Towards the end of his short life, Emilio Comici began to grasp more fully his place in the world, how the populism of men like Gabriele D’Annunzio had twisted the urge of all Italians to be free. Comici had gone to the Dolomites so that an Italian might, in his own country, surpass the achievements of the Germans there. Naïve perhaps, even self-regarding, but not I think necessarily malign. The only new route he climbed in the war, during which he served as a minor fascist functionary, was dedicated to Italo Balbo, Mussolini’s great rival who had opposed Italy’s Nazi-style race laws.
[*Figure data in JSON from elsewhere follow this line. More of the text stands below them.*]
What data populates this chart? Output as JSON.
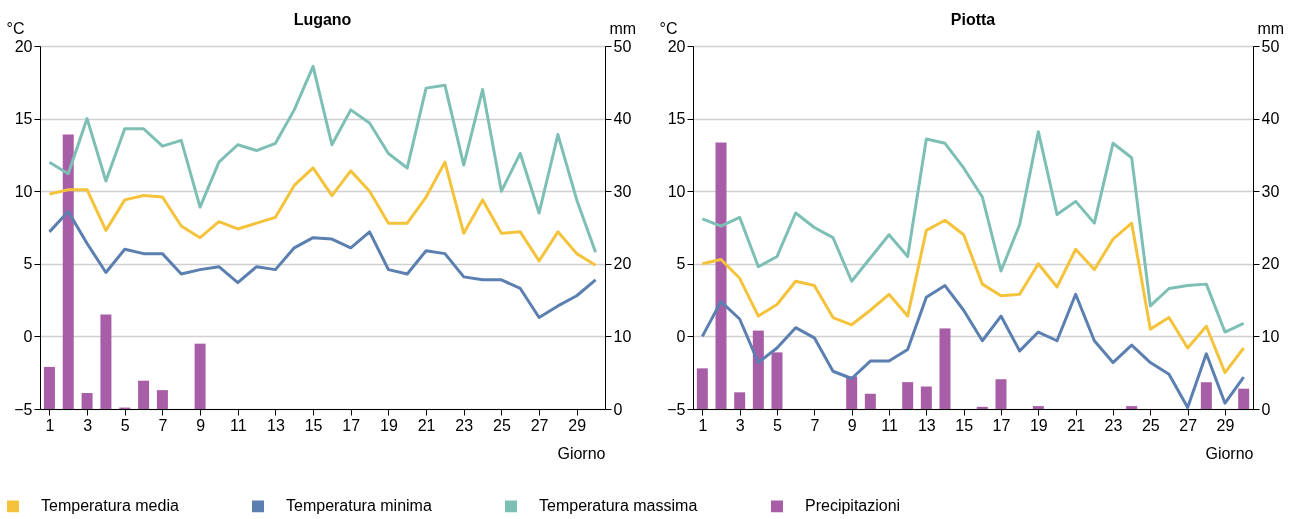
{
  "chart_data": [
    {
      "type": "line",
      "title": "Lugano",
      "xlabel": "Giorno",
      "ylabel": "°C",
      "y2label": "mm",
      "x": [
        1,
        2,
        3,
        4,
        5,
        6,
        7,
        8,
        9,
        10,
        11,
        12,
        13,
        14,
        15,
        16,
        17,
        18,
        19,
        20,
        21,
        22,
        23,
        24,
        25,
        26,
        27,
        28,
        29,
        30
      ],
      "xlim": [
        0.5,
        30.5
      ],
      "xticks": [
        1,
        3,
        5,
        7,
        9,
        11,
        13,
        15,
        17,
        19,
        21,
        23,
        25,
        27,
        29
      ],
      "ylim": [
        -5,
        20
      ],
      "yticks": [
        -5,
        0,
        5,
        10,
        15,
        20
      ],
      "y2lim": [
        0,
        50
      ],
      "y2ticks": [
        0,
        10,
        20,
        30,
        40,
        50
      ],
      "grid": "y",
      "legend": "bottom",
      "series": [
        {
          "name": "Temperatura media",
          "color": "#f5c33b",
          "values": [
            9.8,
            10.1,
            10.1,
            7.3,
            9.4,
            9.7,
            9.6,
            7.6,
            6.8,
            7.9,
            7.4,
            7.8,
            8.2,
            10.4,
            11.6,
            9.7,
            11.4,
            10.0,
            7.8,
            7.8,
            9.6,
            12.0,
            7.1,
            9.4,
            7.1,
            7.2,
            5.2,
            7.2,
            5.7,
            4.9
          ]
        },
        {
          "name": "Temperatura minima",
          "color": "#5b7fb0",
          "values": [
            7.2,
            8.6,
            6.4,
            4.4,
            6.0,
            5.7,
            5.7,
            4.3,
            4.6,
            4.8,
            3.7,
            4.8,
            4.6,
            6.1,
            6.8,
            6.7,
            6.1,
            7.2,
            4.6,
            4.3,
            5.9,
            5.7,
            4.1,
            3.9,
            3.9,
            3.3,
            1.3,
            2.1,
            2.8,
            3.9
          ]
        },
        {
          "name": "Temperatura massima",
          "color": "#7ebfb5",
          "values": [
            12.0,
            11.2,
            15.0,
            10.7,
            14.3,
            14.3,
            13.1,
            13.5,
            8.9,
            12.0,
            13.2,
            12.8,
            13.3,
            15.6,
            18.6,
            13.2,
            15.6,
            14.7,
            12.6,
            11.6,
            17.1,
            17.3,
            11.8,
            17.0,
            10.0,
            12.6,
            8.5,
            13.9,
            9.4,
            5.8
          ]
        },
        {
          "name": "Precipitazioni",
          "type": "bar",
          "axis": "y2",
          "color": "#a85ea7",
          "values": [
            5.8,
            37.8,
            2.2,
            13.0,
            0.2,
            3.9,
            2.6,
            0,
            9.0,
            0,
            0,
            0,
            0,
            0,
            0,
            0,
            0,
            0,
            0,
            0,
            0,
            0,
            0,
            0,
            0,
            0,
            0,
            0,
            0,
            0
          ]
        }
      ]
    },
    {
      "type": "line",
      "title": "Piotta",
      "xlabel": "Giorno",
      "ylabel": "°C",
      "y2label": "mm",
      "x": [
        1,
        2,
        3,
        4,
        5,
        6,
        7,
        8,
        9,
        10,
        11,
        12,
        13,
        14,
        15,
        16,
        17,
        18,
        19,
        20,
        21,
        22,
        23,
        24,
        25,
        26,
        27,
        28,
        29,
        30
      ],
      "xlim": [
        0.5,
        30.5
      ],
      "xticks": [
        1,
        3,
        5,
        7,
        9,
        11,
        13,
        15,
        17,
        19,
        21,
        23,
        25,
        27,
        29
      ],
      "ylim": [
        -5,
        20
      ],
      "yticks": [
        -5,
        0,
        5,
        10,
        15,
        20
      ],
      "y2lim": [
        0,
        50
      ],
      "y2ticks": [
        0,
        10,
        20,
        30,
        40,
        50
      ],
      "grid": "y",
      "series": [
        {
          "type": "bar",
          "axis": "y2",
          "color": "#a85ea7",
          "values": [
            5.6,
            36.7,
            2.3,
            10.8,
            7.8,
            0,
            0,
            0,
            4.5,
            2.1,
            0,
            3.7,
            3.1,
            11.1,
            0,
            0.3,
            4.1,
            0,
            0.4,
            0,
            0,
            0,
            0,
            0.4,
            0,
            0,
            0,
            3.7,
            0,
            2.8
          ]
        },
        {
          "color": "#f5c33b",
          "values": [
            5.0,
            5.3,
            4.0,
            1.4,
            2.2,
            3.8,
            3.5,
            1.3,
            0.8,
            1.8,
            2.9,
            1.4,
            7.3,
            8.0,
            7.0,
            3.6,
            2.8,
            2.9,
            5.0,
            3.4,
            6.0,
            4.6,
            6.7,
            7.8,
            0.5,
            1.3,
            -0.8,
            0.7,
            -2.5,
            -0.8
          ]
        },
        {
          "color": "#5b7fb0",
          "values": [
            0.0,
            2.4,
            1.2,
            -1.8,
            -0.8,
            0.6,
            -0.1,
            -2.4,
            -2.9,
            -1.7,
            -1.7,
            -0.9,
            2.7,
            3.5,
            1.8,
            -0.3,
            1.4,
            -1.0,
            0.3,
            -0.3,
            2.9,
            -0.3,
            -1.8,
            -0.6,
            -1.8,
            -2.6,
            -4.9,
            -1.2,
            -4.6,
            -2.8
          ]
        },
        {
          "color": "#7ebfb5",
          "values": [
            8.1,
            7.6,
            8.2,
            4.8,
            5.5,
            8.5,
            7.5,
            6.8,
            3.8,
            5.4,
            7.0,
            5.5,
            13.6,
            13.3,
            11.6,
            9.6,
            4.5,
            7.7,
            14.1,
            8.4,
            9.3,
            7.8,
            13.3,
            12.3,
            2.1,
            3.3,
            3.5,
            3.6,
            0.3,
            0.9
          ]
        }
      ]
    }
  ]
}
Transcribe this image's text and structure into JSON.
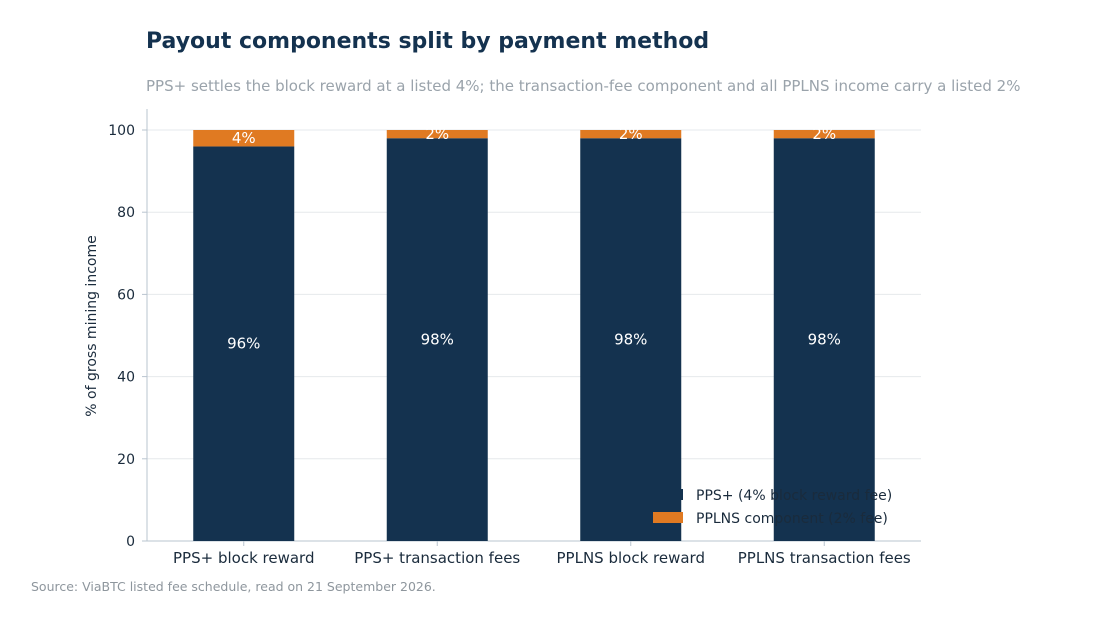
{
  "title": "Payout components split by payment method",
  "subtitle": "PPS+ settles the block reward at a listed 4%; the transaction-fee component and all PPLNS income carry a listed 2%",
  "source": "Source: ViaBTC listed fee schedule, read on 21 September 2026.",
  "colors": {
    "navy": "#14324f",
    "orange": "#e07a22",
    "grid": "#e6e9ec",
    "axis": "#b9c4cf",
    "tick_text": "#1a2b3c",
    "subtitle": "#9aa3ab",
    "source": "#8e969d"
  },
  "chart_data": {
    "type": "bar",
    "stacked": true,
    "categories": [
      "PPS+ block reward",
      "PPS+ transaction fees",
      "PPLNS block reward",
      "PPLNS transaction fees"
    ],
    "series": [
      {
        "values": [
          96,
          98,
          98,
          98
        ],
        "labels": [
          "96%",
          "98%",
          "98%",
          "98%"
        ],
        "color": "#14324f"
      },
      {
        "values": [
          4,
          2,
          2,
          2
        ],
        "labels": [
          "4%",
          "2%",
          "2%",
          "2%"
        ],
        "color": "#e07a22"
      }
    ],
    "ylabel": "% of gross mining income",
    "ylim": [
      0,
      100
    ],
    "yticks": [
      0,
      20,
      40,
      60,
      80,
      100
    ],
    "grid": true,
    "legend": {
      "placement": "bottom-right",
      "entries": [
        {
          "label": "PPS+ (4% block reward fee)",
          "color": "#14324f"
        },
        {
          "label": "PPLNS component (2% fee)",
          "color": "#e07a22"
        }
      ]
    }
  }
}
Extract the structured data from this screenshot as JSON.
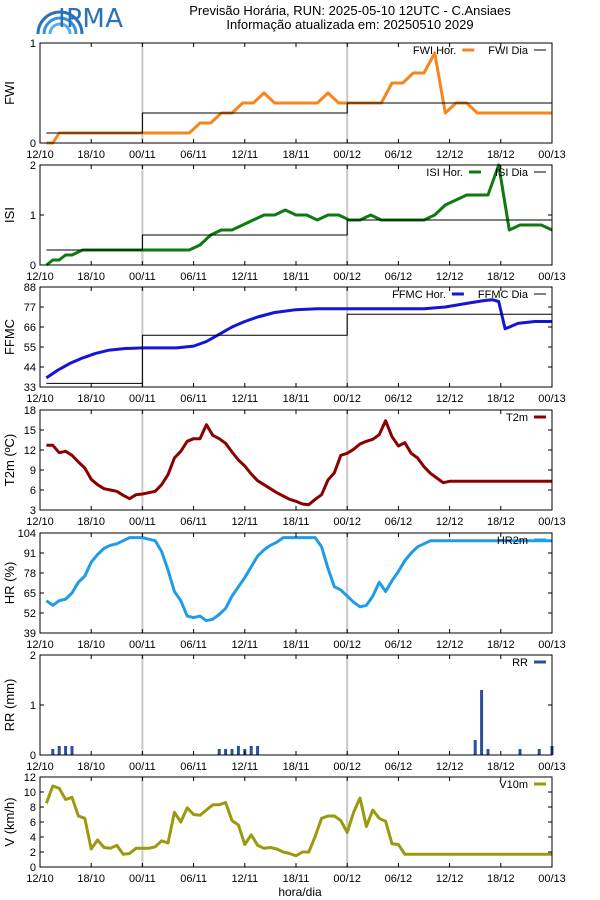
{
  "header": {
    "logo_text": "IPMA",
    "title_line1": "Previsão Horária, RUN: 2025-05-10 12UTC - C.Ansiaes",
    "title_line2": "Informação atualizada em: 20250510 2029"
  },
  "chart_data": [
    {
      "type": "line",
      "ylabel": "FWI",
      "ylim": [
        0,
        1
      ],
      "yticks": [
        0,
        1
      ],
      "ytick_labels": [
        "0",
        "1"
      ],
      "legend": [
        {
          "name": "FWI Hor.",
          "color": "#f5861f"
        },
        {
          "name": "FWI Dia",
          "color": "#000000"
        }
      ],
      "series": [
        {
          "name": "FWI Hor.",
          "color": "#f5861f",
          "style": "line",
          "x": [
            3,
            6,
            9,
            12,
            15,
            20,
            25,
            30,
            35,
            40,
            45,
            50,
            55,
            60,
            65,
            70,
            75,
            80,
            85,
            90,
            95,
            100,
            105,
            110,
            115,
            120,
            125,
            130,
            135,
            140,
            145,
            150,
            155,
            160,
            165,
            170,
            175,
            180,
            185,
            190,
            195,
            200,
            205,
            210,
            215,
            220,
            225,
            230,
            235,
            240
          ],
          "y": [
            0,
            0,
            0.1,
            0.1,
            0.1,
            0.1,
            0.1,
            0.1,
            0.1,
            0.1,
            0.1,
            0.1,
            0.1,
            0.1,
            0.1,
            0.1,
            0.2,
            0.2,
            0.3,
            0.3,
            0.4,
            0.4,
            0.5,
            0.4,
            0.4,
            0.4,
            0.4,
            0.4,
            0.5,
            0.4,
            0.4,
            0.4,
            0.4,
            0.4,
            0.6,
            0.6,
            0.7,
            0.7,
            0.9,
            0.3,
            0.4,
            0.4,
            0.3,
            0.3,
            0.3,
            0.3,
            0.3,
            0.3,
            0.3,
            0.3
          ]
        },
        {
          "name": "FWI Dia",
          "color": "#000000",
          "style": "step",
          "x": [
            3,
            48,
            48,
            144,
            144,
            240
          ],
          "y": [
            0.1,
            0.1,
            0.3,
            0.3,
            0.4,
            0.4
          ]
        }
      ],
      "vlines": [
        48,
        144
      ]
    },
    {
      "type": "line",
      "ylabel": "ISI",
      "ylim": [
        0,
        2
      ],
      "yticks": [
        0,
        1,
        2
      ],
      "ytick_labels": [
        "0",
        "1",
        "2"
      ],
      "legend": [
        {
          "name": "ISI Hor.",
          "color": "#0f7a0f"
        },
        {
          "name": "ISI Dia",
          "color": "#000000"
        }
      ],
      "series": [
        {
          "name": "ISI Hor.",
          "color": "#0f7a0f",
          "style": "line",
          "x": [
            3,
            6,
            9,
            12,
            15,
            20,
            25,
            30,
            40,
            50,
            60,
            70,
            75,
            80,
            85,
            90,
            95,
            100,
            105,
            110,
            115,
            120,
            125,
            130,
            135,
            140,
            145,
            150,
            155,
            160,
            165,
            170,
            175,
            180,
            185,
            190,
            195,
            200,
            205,
            210,
            215,
            220,
            225,
            230,
            235,
            240
          ],
          "y": [
            0,
            0.1,
            0.1,
            0.2,
            0.2,
            0.3,
            0.3,
            0.3,
            0.3,
            0.3,
            0.3,
            0.3,
            0.4,
            0.6,
            0.7,
            0.7,
            0.8,
            0.9,
            1.0,
            1.0,
            1.1,
            1.0,
            1.0,
            0.9,
            1.0,
            1.0,
            0.9,
            0.9,
            1.0,
            0.9,
            0.9,
            0.9,
            0.9,
            0.9,
            1.0,
            1.2,
            1.3,
            1.4,
            1.4,
            1.4,
            2.0,
            0.7,
            0.8,
            0.8,
            0.8,
            0.7
          ]
        },
        {
          "name": "ISI Dia",
          "color": "#000000",
          "style": "step",
          "x": [
            3,
            48,
            48,
            144,
            144,
            240
          ],
          "y": [
            0.3,
            0.3,
            0.6,
            0.6,
            0.9,
            0.9
          ]
        }
      ],
      "vlines": [
        48,
        144
      ]
    },
    {
      "type": "line",
      "ylabel": "FFMC",
      "ylim": [
        33,
        88
      ],
      "yticks": [
        33,
        44,
        55,
        66,
        77,
        88
      ],
      "ytick_labels": [
        "33",
        "44",
        "55",
        "66",
        "77",
        "88"
      ],
      "legend": [
        {
          "name": "FFMC Hor.",
          "color": "#1515d6"
        },
        {
          "name": "FFMC Dia",
          "color": "#000000"
        }
      ],
      "series": [
        {
          "name": "FFMC Hor.",
          "color": "#1515d6",
          "style": "line",
          "x": [
            3,
            8,
            14,
            20,
            26,
            32,
            40,
            48,
            56,
            64,
            72,
            78,
            84,
            90,
            96,
            102,
            110,
            120,
            130,
            140,
            150,
            160,
            170,
            180,
            190,
            200,
            208,
            212,
            215,
            218,
            224,
            232,
            240
          ],
          "y": [
            38,
            42,
            46,
            49,
            51.5,
            53.2,
            54.2,
            54.5,
            54.5,
            54.5,
            55.5,
            58,
            62,
            66,
            69,
            71.5,
            74,
            75.5,
            76,
            76,
            76,
            76,
            76,
            76,
            77,
            79,
            80.5,
            81,
            80,
            65,
            68,
            69,
            69
          ]
        },
        {
          "name": "FFMC Dia",
          "color": "#000000",
          "style": "step",
          "x": [
            3,
            48,
            48,
            144,
            144,
            240
          ],
          "y": [
            35,
            35,
            61.5,
            61.5,
            73,
            73
          ]
        }
      ],
      "vlines": [
        48,
        144
      ]
    },
    {
      "type": "line",
      "ylabel": "T2m (ºC)",
      "ylim": [
        3,
        18
      ],
      "yticks": [
        3,
        6,
        9,
        12,
        15,
        18
      ],
      "ytick_labels": [
        "3",
        "6",
        "9",
        "12",
        "15",
        "18"
      ],
      "legend": [
        {
          "name": "T2m",
          "color": "#8b0000"
        }
      ],
      "series": [
        {
          "name": "T2m",
          "color": "#8b0000",
          "style": "line",
          "x": [
            3,
            6,
            9,
            12,
            15,
            18,
            21,
            24,
            27,
            30,
            33,
            36,
            39,
            42,
            45,
            48,
            51,
            54,
            57,
            60,
            63,
            66,
            69,
            72,
            75,
            78,
            81,
            84,
            87,
            90,
            93,
            96,
            99,
            102,
            105,
            108,
            111,
            114,
            117,
            120,
            123,
            126,
            129,
            132,
            135,
            138,
            141,
            144,
            147,
            150,
            153,
            156,
            159,
            162,
            165,
            168,
            171,
            174,
            177,
            180,
            183,
            186,
            189,
            192,
            195,
            198,
            201,
            204,
            207,
            210,
            213,
            216,
            219,
            222,
            225,
            228,
            231,
            234,
            237,
            240
          ],
          "y": [
            12.7,
            12.7,
            11.6,
            11.8,
            11.2,
            10.2,
            9.3,
            7.6,
            6.8,
            6.2,
            6.0,
            5.8,
            5.2,
            4.7,
            5.3,
            5.4,
            5.6,
            5.8,
            6.8,
            8.3,
            10.8,
            11.8,
            13.3,
            13.7,
            13.7,
            15.8,
            14.2,
            13.7,
            13.0,
            11.7,
            10.5,
            9.6,
            8.4,
            7.4,
            6.8,
            6.2,
            5.6,
            5.1,
            4.6,
            4.3,
            3.9,
            3.8,
            4.6,
            5.3,
            7.5,
            8.6,
            11.2,
            11.5,
            12.1,
            12.9,
            13.3,
            13.6,
            14.3,
            16.4,
            14.0,
            12.6,
            13.1,
            11.5,
            10.8,
            9.5,
            8.5,
            7.8,
            7.1,
            7.3,
            7.3,
            7.3,
            7.3,
            7.3,
            7.3,
            7.3,
            7.3,
            7.3,
            7.3,
            7.3,
            7.3,
            7.3,
            7.3,
            7.3,
            7.3,
            7.3
          ]
        },
        {
          "name": "",
          "color": "none",
          "style": "none",
          "x": [],
          "y": []
        }
      ],
      "vlines": [
        48,
        144
      ]
    },
    {
      "type": "line",
      "ylabel": "HR (%)",
      "ylim": [
        39,
        104
      ],
      "yticks": [
        39,
        52,
        65,
        78,
        91,
        104
      ],
      "ytick_labels": [
        "39",
        "52",
        "65",
        "78",
        "91",
        "104"
      ],
      "legend": [
        {
          "name": "HR2m",
          "color": "#1e9ce8"
        }
      ],
      "series": [
        {
          "name": "HR2m",
          "color": "#1e9ce8",
          "style": "line",
          "x": [
            3,
            6,
            9,
            12,
            15,
            18,
            21,
            24,
            27,
            30,
            33,
            36,
            39,
            42,
            45,
            48,
            51,
            54,
            57,
            60,
            63,
            66,
            69,
            72,
            75,
            78,
            81,
            84,
            87,
            90,
            93,
            96,
            99,
            102,
            105,
            108,
            111,
            114,
            117,
            120,
            123,
            126,
            129,
            132,
            135,
            138,
            141,
            144,
            147,
            150,
            153,
            156,
            159,
            162,
            165,
            168,
            171,
            174,
            177,
            180,
            183,
            186,
            189,
            192,
            195,
            198,
            201,
            204,
            207,
            210,
            213,
            216,
            219,
            222,
            225,
            228,
            231,
            234,
            237,
            240
          ],
          "y": [
            60,
            57,
            60,
            61,
            65,
            72,
            76,
            85,
            90,
            94,
            96,
            97,
            99,
            101,
            101,
            101,
            100,
            99,
            92,
            80,
            66,
            60,
            50,
            49,
            50,
            47,
            48,
            51,
            55,
            63,
            69,
            75,
            82,
            89,
            93,
            96,
            98,
            101,
            101,
            101,
            101,
            101,
            101,
            95,
            81,
            69,
            67,
            63,
            59,
            56,
            57,
            63,
            72,
            66,
            73,
            79,
            86,
            91,
            95,
            97,
            99,
            99,
            99,
            99,
            99,
            99,
            99,
            99,
            99,
            99,
            99,
            99,
            99,
            99,
            99,
            99,
            99,
            99,
            99,
            99
          ]
        },
        {
          "name": "",
          "color": "none",
          "style": "none",
          "x": [],
          "y": []
        }
      ],
      "vlines": [
        48,
        144
      ]
    },
    {
      "type": "bar",
      "ylabel": "RR (mm)",
      "ylim": [
        0,
        2
      ],
      "yticks": [
        0,
        1,
        2
      ],
      "ytick_labels": [
        "0",
        "1",
        "2"
      ],
      "legend": [
        {
          "name": "RR",
          "color": "#2b4f9c"
        }
      ],
      "series": [
        {
          "name": "RR",
          "color": "#2b4f9c",
          "style": "bars",
          "x": [
            6,
            9,
            12,
            15,
            84,
            87,
            90,
            93,
            96,
            99,
            102,
            204,
            207,
            210,
            225,
            234,
            240
          ],
          "y": [
            0.12,
            0.18,
            0.18,
            0.18,
            0.12,
            0.12,
            0.12,
            0.18,
            0.12,
            0.18,
            0.18,
            0.3,
            1.3,
            0.12,
            0.12,
            0.12,
            0.18
          ]
        },
        {
          "name": "",
          "color": "none",
          "style": "none",
          "x": [],
          "y": []
        }
      ],
      "vlines": [
        48,
        144
      ]
    },
    {
      "type": "line",
      "ylabel": "V (km/h)",
      "ylim": [
        0,
        12
      ],
      "yticks": [
        0,
        2,
        4,
        6,
        8,
        10,
        12
      ],
      "ytick_labels": [
        "0",
        "2",
        "4",
        "6",
        "8",
        "10",
        "12"
      ],
      "legend": [
        {
          "name": "V10m",
          "color": "#9a9a10"
        }
      ],
      "series": [
        {
          "name": "V10m",
          "color": "#9a9a10",
          "style": "line",
          "x": [
            3,
            6,
            9,
            12,
            15,
            18,
            21,
            24,
            27,
            30,
            33,
            36,
            39,
            42,
            45,
            48,
            51,
            54,
            57,
            60,
            63,
            66,
            69,
            72,
            75,
            78,
            81,
            84,
            87,
            90,
            93,
            96,
            99,
            102,
            105,
            108,
            111,
            114,
            117,
            120,
            123,
            126,
            129,
            132,
            135,
            138,
            141,
            144,
            147,
            150,
            153,
            156,
            159,
            162,
            165,
            168,
            171,
            174,
            177,
            180,
            183,
            186,
            189,
            192,
            195,
            198,
            201,
            204,
            207,
            210,
            213,
            216,
            219,
            222,
            225,
            228,
            231,
            234,
            237,
            240
          ],
          "y": [
            8.5,
            10.8,
            10.5,
            9.0,
            9.3,
            6.8,
            6.5,
            2.4,
            3.6,
            2.6,
            2.5,
            2.9,
            1.7,
            1.8,
            2.5,
            2.5,
            2.5,
            2.7,
            3.5,
            3.2,
            7.3,
            6.0,
            7.9,
            7.0,
            6.9,
            7.6,
            8.3,
            8.3,
            8.6,
            6.2,
            5.6,
            3.0,
            4.3,
            2.9,
            2.5,
            2.6,
            2.4,
            2.0,
            1.8,
            1.5,
            2.0,
            2.0,
            4.1,
            6.5,
            6.8,
            6.8,
            6.2,
            4.6,
            7.3,
            9.2,
            5.4,
            7.6,
            6.5,
            6.1,
            3.1,
            3.0,
            1.7,
            1.7,
            1.7,
            1.7,
            1.7,
            1.7,
            1.7,
            1.7,
            1.7,
            1.7,
            1.7,
            1.7,
            1.7,
            1.7,
            1.7,
            1.7,
            1.7,
            1.7,
            1.7,
            1.7,
            1.7,
            1.7,
            1.7,
            1.7
          ]
        },
        {
          "name": "",
          "color": "none",
          "style": "none",
          "x": [],
          "y": []
        }
      ],
      "vlines": [
        48,
        144
      ]
    }
  ],
  "x_axis": {
    "label": "hora/dia",
    "range": [
      0,
      240
    ],
    "ticks": [
      0,
      24,
      48,
      72,
      96,
      120,
      144,
      168,
      192,
      216,
      240
    ],
    "tick_labels": [
      "12/10",
      "18/10",
      "00/11",
      "06/11",
      "12/11",
      "18/11",
      "00/12",
      "06/12",
      "12/12",
      "18/12",
      "00/13"
    ]
  },
  "colors": {
    "vline": "#c8c8c8",
    "frame": "#000000"
  }
}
Smart offers this as an indication that Comici’s fascist ardour was cooling. I’m not so sure. Either way, we shall never know whether Comici would have joined Cassin, who’d had his own flirtation with fascism, in fighting with the partisans against the Nazis. Because shortly after the Angel of the Dolomites was dead.
‘They will only get me in the end,’ Comici wrote of the mountains even as his passion for climbing waned. Ironically, it was the palestra he created in Vallunga that did for him, a place where he could teach but also perform for an audience, a banal accident caused by a rotten rope. Having fallen 30m and struck his head, he stood up again, blood streaming down his face, the broken ends still clutched in his fist, before dropping dead on the ground. David Smart has done the English-speaking climbing world an immense service with this book, capturing all the grandeur and vanity of our sport and the politics that informs it, all trapped in the amber of the 1930s, that turbulent era that looks so much like our own.